Quick start using Apache Spark
Instead of using a container, you can run Spruce directly on Apache Spark either locally or on a cluster.
Prerequisites
You will need to have CUR reports as inputs. Those are generated via DataExports and stored on S3 as Parquet files.
For this tutorial, we will assume that you copied the S3 files to your local file system.

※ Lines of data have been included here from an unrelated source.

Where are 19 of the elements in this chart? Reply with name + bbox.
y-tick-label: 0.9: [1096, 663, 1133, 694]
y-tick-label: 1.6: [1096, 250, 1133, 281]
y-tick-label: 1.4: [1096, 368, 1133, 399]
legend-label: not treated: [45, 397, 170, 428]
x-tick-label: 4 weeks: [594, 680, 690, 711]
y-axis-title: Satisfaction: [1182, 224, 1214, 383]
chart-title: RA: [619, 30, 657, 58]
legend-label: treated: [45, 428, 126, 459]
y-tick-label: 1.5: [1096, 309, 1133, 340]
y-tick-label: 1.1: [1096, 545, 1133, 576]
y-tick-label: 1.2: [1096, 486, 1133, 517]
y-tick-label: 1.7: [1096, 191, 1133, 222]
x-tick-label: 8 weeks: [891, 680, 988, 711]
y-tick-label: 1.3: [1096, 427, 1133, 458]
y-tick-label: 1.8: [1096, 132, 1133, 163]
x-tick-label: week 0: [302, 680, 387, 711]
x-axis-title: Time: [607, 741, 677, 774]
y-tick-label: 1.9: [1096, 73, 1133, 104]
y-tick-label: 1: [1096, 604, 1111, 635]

You can do this with the AWS CLI
aws s3 cp s3://bucket/path_to_curs dipe-curs --recursive
To run Spruce locally, you need Apache Spark installed and added to the $PATH.
Finally, you need the JAR containing the code and resources for Spruce. You can copy it from the latest release or alternatively, build from source, which requires Apache Maven and Java 17 or above.s
mvn clean package
Run on Apache Spark
If you downloaded a released jar, make sure the path matches its location.
spark-submit --class com.digitalpebble.spruce.SparkJob --driver-memory 8g ./target/spruce-*.jar -i ./curs -o ./output
The -i
parameter specifies the location of the directory containing the CUR reports in Parquet format.
The -o
parameter specifies the location of enriched Parquet files generated in output.
The option -c
allows to specify a JSON configuration file to override the default settings.
The directory output contains an enriched copy of the input CURs. See Explore the results to understand what the output contains.